There is a new contest this year, with the due date of May 31, so get your thinking caps on and pull together something inspired by the fairelands.
Nicoletta stood at the edge of the canal, watching for the red sail.
The stone of the lion was icy against her gloved palm despite the
languid summer day which had passed, and the breeze from the ocean also
brought the scent of hay from the other side of the canal, where the
final few figures in sackcloth and straw hats bound together long stalks
in tight bundles. Through the narrow eyes of her mask, she could see
the first figures in worked silk and velvet spilling out from spindly
buildings into the streets, careening drunkenly around children on
narrow ladders touching lamplights with a flame and sending a warm pink
glow across the mosaic paths.
She shrank back against the lion, the pale gray and silver of her own
gown and cloak blending in against the stone, slight enough against the
massive guardian of the western canal entrance to pass unnoticed even
when a crowd of revelers passed barely an arm’s length from her,
chattering like magpies.
“Can you believe, exiled from Florence by the Medici…”
“…imprisoned for months, even tortured…”
“…think he’ll come here? Like even they did when exiled?”
“I heard he went to France. Twice.”
“…comes to Venice and he can never return…”
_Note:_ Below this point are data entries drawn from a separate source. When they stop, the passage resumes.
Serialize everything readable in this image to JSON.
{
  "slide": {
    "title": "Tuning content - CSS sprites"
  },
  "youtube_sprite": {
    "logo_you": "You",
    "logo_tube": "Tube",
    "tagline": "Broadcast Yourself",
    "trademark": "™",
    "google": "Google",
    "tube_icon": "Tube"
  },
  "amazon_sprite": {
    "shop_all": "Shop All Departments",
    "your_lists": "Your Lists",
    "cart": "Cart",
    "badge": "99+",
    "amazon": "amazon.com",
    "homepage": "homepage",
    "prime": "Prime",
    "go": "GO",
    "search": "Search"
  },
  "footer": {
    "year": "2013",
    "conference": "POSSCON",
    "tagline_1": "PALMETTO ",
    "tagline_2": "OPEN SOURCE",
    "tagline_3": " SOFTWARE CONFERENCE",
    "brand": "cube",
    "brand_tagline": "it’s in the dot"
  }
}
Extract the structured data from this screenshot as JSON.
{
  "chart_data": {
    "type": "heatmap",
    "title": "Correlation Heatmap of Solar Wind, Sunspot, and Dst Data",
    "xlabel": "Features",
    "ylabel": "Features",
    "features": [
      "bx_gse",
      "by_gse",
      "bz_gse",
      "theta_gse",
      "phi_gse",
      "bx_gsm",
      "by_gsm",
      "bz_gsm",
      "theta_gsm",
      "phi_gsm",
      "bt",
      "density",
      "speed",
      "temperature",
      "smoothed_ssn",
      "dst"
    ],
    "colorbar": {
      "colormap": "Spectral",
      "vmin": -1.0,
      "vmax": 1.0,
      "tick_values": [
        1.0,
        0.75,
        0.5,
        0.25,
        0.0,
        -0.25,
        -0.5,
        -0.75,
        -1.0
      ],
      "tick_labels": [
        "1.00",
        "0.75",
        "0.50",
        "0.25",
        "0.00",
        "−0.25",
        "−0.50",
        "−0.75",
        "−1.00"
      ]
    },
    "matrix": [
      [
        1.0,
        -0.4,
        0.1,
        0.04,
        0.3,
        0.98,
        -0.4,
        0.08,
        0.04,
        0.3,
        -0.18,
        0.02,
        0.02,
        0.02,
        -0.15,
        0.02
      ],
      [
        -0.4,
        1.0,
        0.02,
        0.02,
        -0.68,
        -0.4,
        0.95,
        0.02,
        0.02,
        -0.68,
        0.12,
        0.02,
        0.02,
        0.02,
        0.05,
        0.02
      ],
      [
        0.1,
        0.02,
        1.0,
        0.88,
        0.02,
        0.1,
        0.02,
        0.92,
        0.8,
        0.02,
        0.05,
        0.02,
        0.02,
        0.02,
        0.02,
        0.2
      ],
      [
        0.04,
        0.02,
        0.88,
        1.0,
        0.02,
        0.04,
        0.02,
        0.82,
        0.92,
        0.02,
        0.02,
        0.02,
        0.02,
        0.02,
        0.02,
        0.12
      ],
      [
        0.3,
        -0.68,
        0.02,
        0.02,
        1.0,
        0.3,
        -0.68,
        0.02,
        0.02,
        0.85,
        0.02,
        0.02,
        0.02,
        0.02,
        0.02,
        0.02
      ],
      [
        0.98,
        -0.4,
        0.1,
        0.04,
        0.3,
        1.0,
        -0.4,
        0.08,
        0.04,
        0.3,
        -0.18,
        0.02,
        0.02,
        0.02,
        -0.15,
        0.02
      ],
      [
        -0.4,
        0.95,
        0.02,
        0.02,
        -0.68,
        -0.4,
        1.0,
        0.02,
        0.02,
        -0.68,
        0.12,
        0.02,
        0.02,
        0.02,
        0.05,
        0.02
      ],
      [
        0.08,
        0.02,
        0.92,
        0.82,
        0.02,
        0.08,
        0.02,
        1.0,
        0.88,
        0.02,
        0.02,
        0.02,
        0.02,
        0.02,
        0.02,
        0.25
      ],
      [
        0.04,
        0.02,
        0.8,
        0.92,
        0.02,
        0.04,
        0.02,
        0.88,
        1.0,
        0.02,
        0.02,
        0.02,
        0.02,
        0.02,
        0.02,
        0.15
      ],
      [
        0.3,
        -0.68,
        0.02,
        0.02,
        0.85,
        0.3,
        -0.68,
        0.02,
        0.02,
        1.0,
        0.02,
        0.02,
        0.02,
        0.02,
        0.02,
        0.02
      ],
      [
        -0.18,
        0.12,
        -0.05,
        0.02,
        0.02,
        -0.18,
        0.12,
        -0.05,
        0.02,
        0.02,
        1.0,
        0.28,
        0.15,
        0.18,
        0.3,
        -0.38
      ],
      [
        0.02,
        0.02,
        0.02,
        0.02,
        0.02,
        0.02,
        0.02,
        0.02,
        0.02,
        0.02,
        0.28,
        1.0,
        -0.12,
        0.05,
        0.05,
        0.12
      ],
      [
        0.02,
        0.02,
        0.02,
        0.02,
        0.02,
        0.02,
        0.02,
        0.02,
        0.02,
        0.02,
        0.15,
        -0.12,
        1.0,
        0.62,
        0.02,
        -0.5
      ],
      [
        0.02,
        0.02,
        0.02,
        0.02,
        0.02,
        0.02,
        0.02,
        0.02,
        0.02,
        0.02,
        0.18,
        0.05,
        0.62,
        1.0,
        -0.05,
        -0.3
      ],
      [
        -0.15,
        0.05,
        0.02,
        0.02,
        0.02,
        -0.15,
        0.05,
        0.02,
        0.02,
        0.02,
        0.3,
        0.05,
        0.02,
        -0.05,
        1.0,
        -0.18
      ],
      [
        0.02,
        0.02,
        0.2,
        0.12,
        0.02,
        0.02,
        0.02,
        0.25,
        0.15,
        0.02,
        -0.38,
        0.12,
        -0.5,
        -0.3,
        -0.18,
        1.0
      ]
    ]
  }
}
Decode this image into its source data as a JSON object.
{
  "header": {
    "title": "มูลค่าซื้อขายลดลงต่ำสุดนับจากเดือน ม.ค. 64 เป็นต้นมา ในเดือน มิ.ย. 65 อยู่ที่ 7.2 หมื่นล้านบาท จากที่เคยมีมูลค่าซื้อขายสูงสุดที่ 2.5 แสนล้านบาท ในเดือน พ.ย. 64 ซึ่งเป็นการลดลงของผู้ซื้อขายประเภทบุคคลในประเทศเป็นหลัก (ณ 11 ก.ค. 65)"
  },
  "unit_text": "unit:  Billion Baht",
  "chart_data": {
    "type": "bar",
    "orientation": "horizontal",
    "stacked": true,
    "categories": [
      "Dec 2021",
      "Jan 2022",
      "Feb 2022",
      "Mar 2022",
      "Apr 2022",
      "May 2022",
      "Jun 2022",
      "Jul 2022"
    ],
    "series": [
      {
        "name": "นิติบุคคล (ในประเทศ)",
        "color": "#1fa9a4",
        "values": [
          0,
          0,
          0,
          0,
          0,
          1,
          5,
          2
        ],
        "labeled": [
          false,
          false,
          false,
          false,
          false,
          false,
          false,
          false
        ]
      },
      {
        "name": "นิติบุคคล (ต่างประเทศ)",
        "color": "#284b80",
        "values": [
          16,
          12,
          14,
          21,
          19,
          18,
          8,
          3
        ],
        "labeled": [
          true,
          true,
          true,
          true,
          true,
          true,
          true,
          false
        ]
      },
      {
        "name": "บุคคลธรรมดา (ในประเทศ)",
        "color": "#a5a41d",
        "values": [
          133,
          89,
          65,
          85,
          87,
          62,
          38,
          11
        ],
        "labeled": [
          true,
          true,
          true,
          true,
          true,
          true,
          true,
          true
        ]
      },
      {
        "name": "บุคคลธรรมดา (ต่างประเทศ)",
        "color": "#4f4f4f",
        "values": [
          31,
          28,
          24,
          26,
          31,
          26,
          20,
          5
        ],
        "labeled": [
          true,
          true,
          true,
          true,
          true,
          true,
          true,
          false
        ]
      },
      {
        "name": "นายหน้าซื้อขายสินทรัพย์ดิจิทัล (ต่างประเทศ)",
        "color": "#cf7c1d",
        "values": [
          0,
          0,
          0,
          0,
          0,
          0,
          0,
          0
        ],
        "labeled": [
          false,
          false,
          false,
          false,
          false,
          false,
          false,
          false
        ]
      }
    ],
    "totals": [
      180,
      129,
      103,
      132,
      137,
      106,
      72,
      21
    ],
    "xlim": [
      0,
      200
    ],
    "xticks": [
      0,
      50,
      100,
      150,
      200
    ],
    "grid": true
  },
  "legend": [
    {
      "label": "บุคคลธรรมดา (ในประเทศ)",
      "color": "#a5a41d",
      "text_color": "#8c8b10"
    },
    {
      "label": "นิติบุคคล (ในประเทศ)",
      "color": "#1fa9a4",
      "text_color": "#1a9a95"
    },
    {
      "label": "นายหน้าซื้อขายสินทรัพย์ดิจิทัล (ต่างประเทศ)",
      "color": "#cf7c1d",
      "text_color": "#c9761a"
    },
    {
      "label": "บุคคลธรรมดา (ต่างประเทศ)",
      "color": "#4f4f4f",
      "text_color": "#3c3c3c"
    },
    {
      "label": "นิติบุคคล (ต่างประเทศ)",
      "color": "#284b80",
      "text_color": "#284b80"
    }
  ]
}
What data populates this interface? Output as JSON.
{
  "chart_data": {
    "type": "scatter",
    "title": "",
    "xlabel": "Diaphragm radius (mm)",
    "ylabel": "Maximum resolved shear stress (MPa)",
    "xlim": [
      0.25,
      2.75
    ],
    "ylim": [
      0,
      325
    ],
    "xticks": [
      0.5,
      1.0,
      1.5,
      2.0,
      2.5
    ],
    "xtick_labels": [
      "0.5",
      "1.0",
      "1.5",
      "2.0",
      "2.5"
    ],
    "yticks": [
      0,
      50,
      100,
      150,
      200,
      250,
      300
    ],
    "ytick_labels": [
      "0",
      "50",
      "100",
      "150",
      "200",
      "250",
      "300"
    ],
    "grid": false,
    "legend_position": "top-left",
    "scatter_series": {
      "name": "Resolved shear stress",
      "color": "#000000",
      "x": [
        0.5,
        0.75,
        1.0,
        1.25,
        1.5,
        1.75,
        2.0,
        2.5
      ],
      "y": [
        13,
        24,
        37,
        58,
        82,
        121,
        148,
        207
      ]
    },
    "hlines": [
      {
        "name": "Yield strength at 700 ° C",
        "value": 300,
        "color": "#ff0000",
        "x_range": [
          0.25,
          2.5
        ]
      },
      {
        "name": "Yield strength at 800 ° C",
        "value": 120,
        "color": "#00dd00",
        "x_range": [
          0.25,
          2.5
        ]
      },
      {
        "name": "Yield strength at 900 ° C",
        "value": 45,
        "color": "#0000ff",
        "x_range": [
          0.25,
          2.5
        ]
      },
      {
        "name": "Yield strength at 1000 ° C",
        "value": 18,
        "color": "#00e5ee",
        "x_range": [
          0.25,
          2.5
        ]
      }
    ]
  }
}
The crackling of paper started Nicoletta out of her eavesdropping,
and she glanced down quickly, sealing wax already crumbling off of the
worn surface of her letter and staining her fingers crimson. A few of
the written words caught the fading light.
“…well but barred from our beloved home, from our Florence. I hope to
find someplace quiet to recover… return to favor… Machiavelli.”
Nicoletta stood at the edge of the canal, hoping and fearing for the red sail to bring her Niccolò to her.